Reputation: 21
I need some ideas to develop a good hashing function for my assignment. I have a list of all the countries in the world (around 190) in total. The names of each country is the key for the hashing function. Is there a specific kind of hashing function anyone would recommend to store this data in a hashing function without many collisions? Also, can you perhaps give an example of how to implement it?
Upvotes: 2
Views: 234
Reputation: 5917
The simplest approach I can think of is for each country's name to compute the sum of the ASCII values in its representation and use this as the hash value:
int hash(const char *s)
{
int h = 0;
while (s && *s)
h += *s++;
return h;
}
If your hash map has size N, you store country names with map[hash(my_country) % N] = my_country
. Conceptually.
Just try this approach and see whether the resulting hash values are sufficiently uniformly distributed. Note that the quality of the distribution may also depend on N.
Upvotes: 0
Reputation: 27470
You can use generated perfect hash for that (GNU perf).

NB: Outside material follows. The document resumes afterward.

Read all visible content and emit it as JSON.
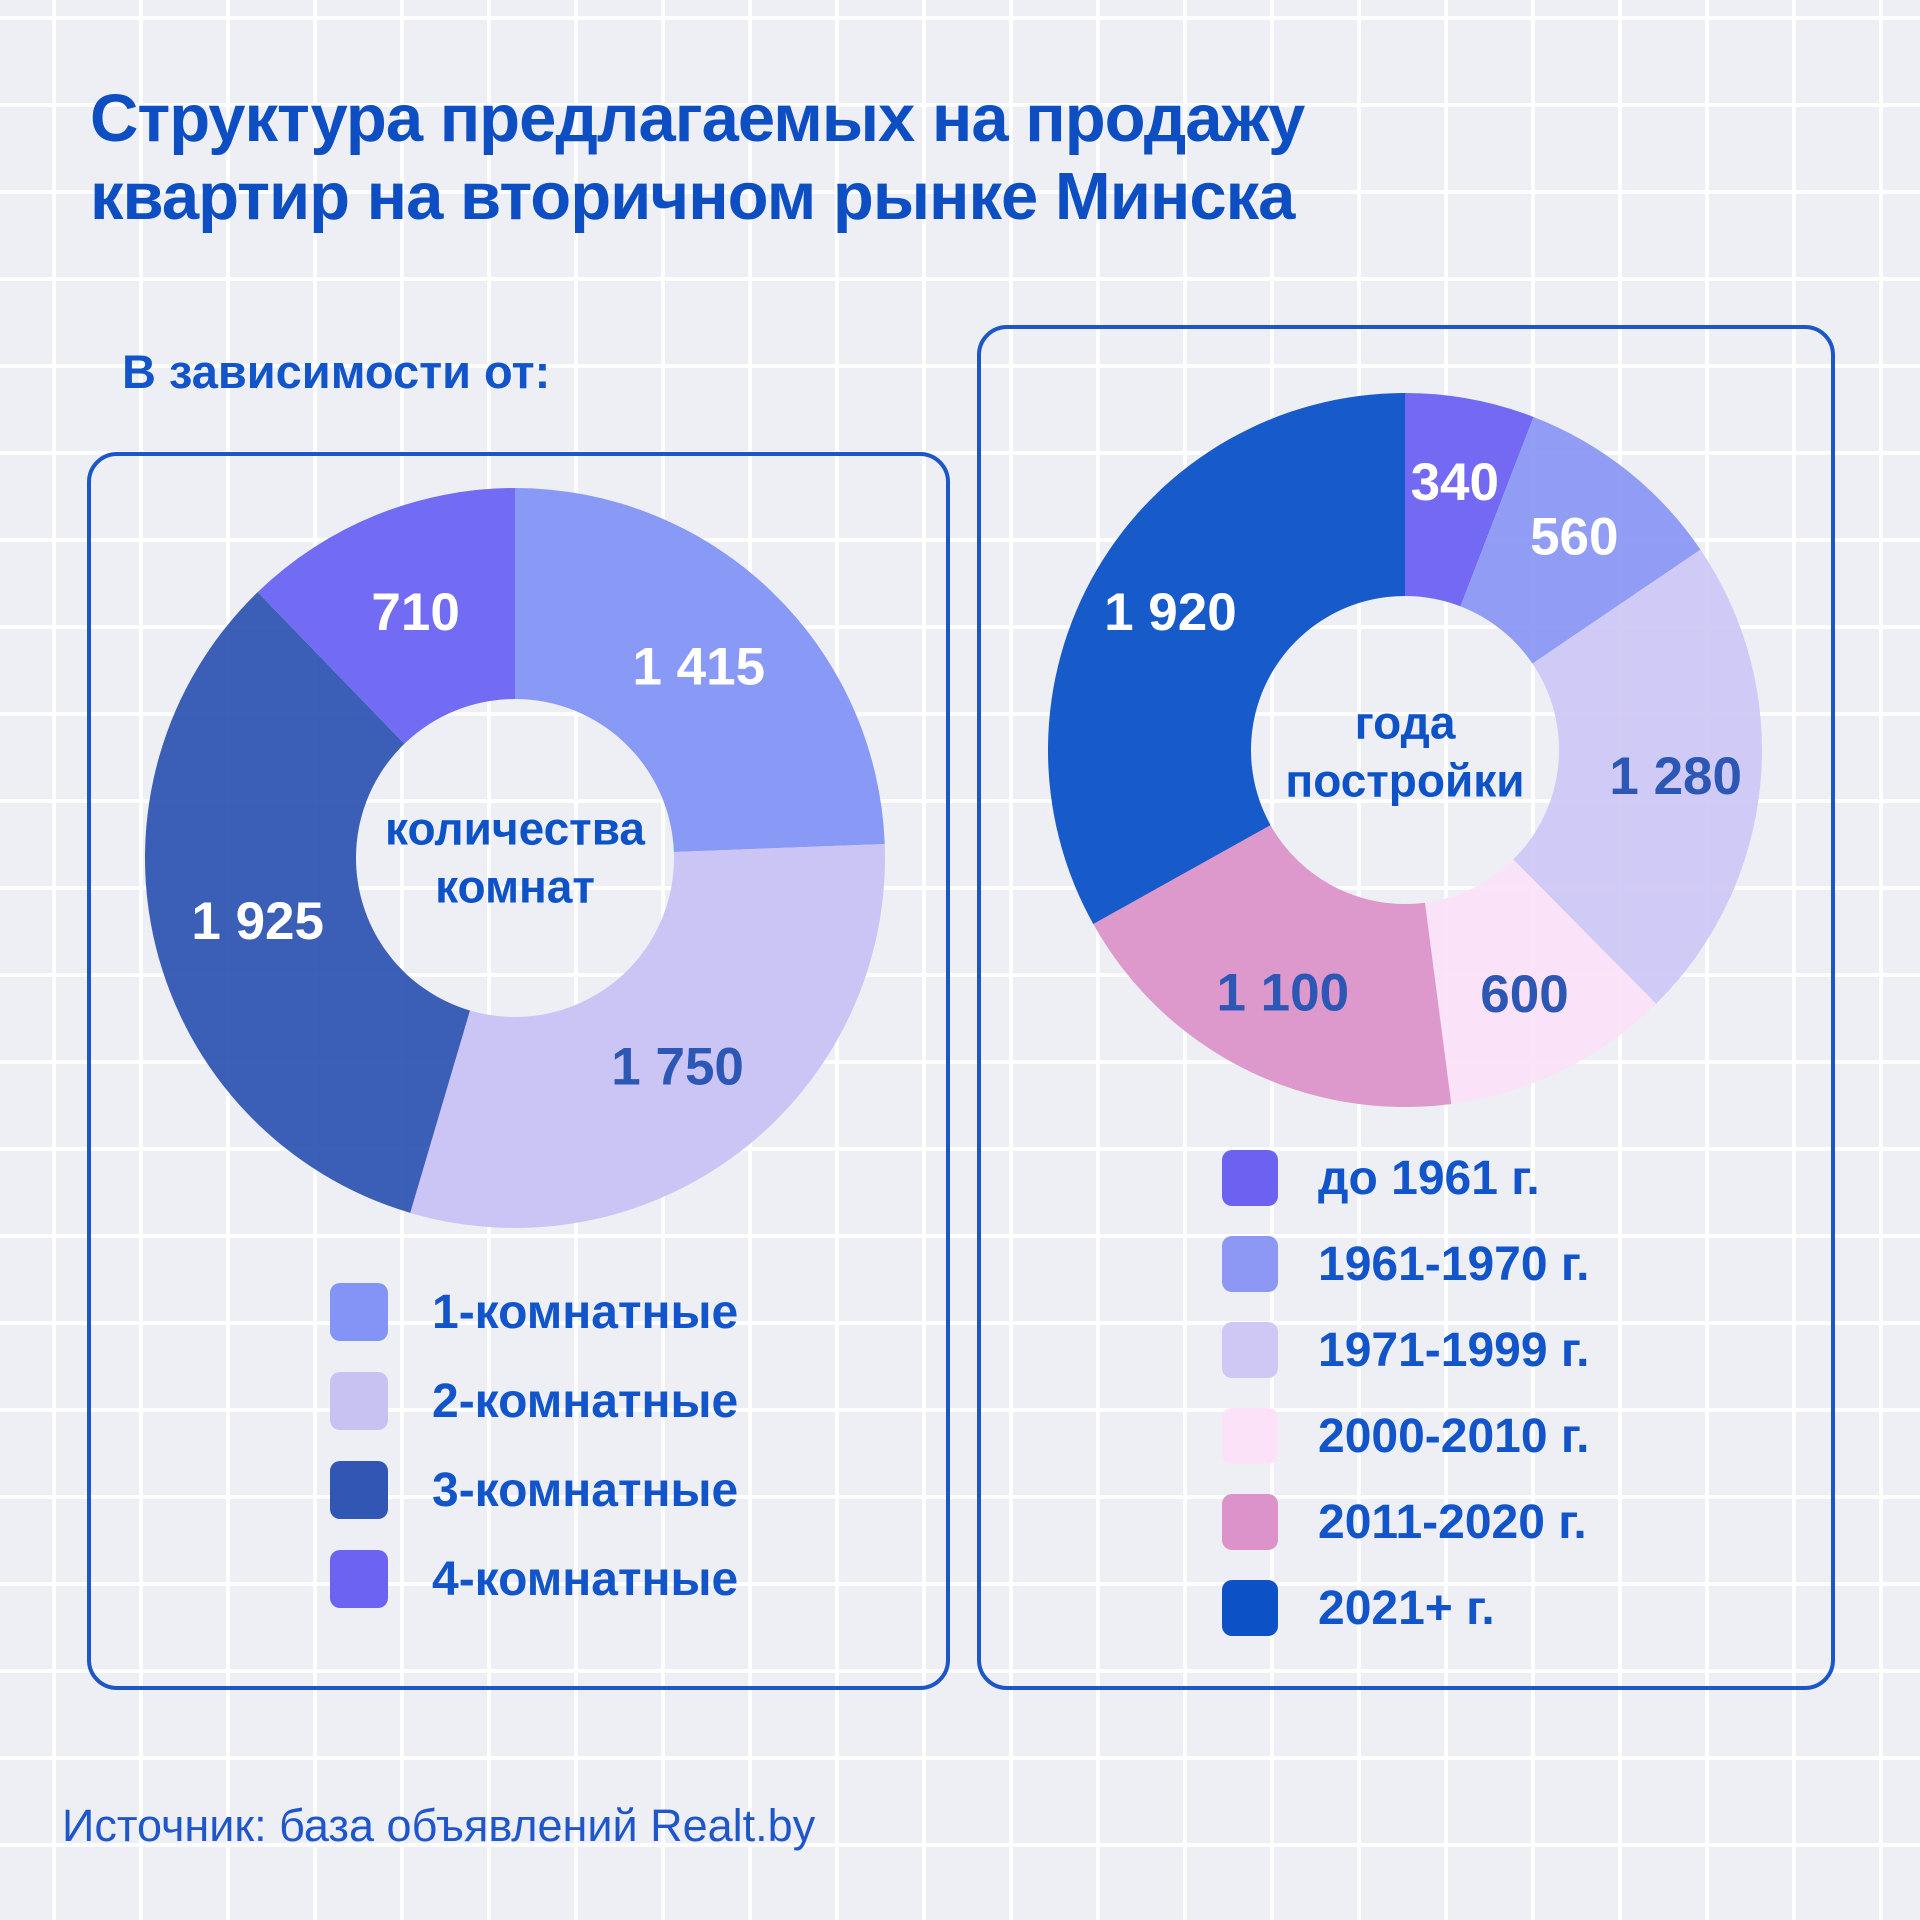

Of if the set of strings is dynamic then you can use ternary trie. For N unique strings it will give you unique number [1..N]. For your case it will be faster than with hash tables. Here is my implementation of such thing: http://code.google.com/p/tiscript/source/browse/trunk/tool/tl_ternary_tree.h
Upvotes: 2
Reputation: 249394
Use GNU gperf. For inputs like yours, it will generate C code for you which implements a perfect hash function (for the given inputs). No collisions, no worries.
Upvotes: 2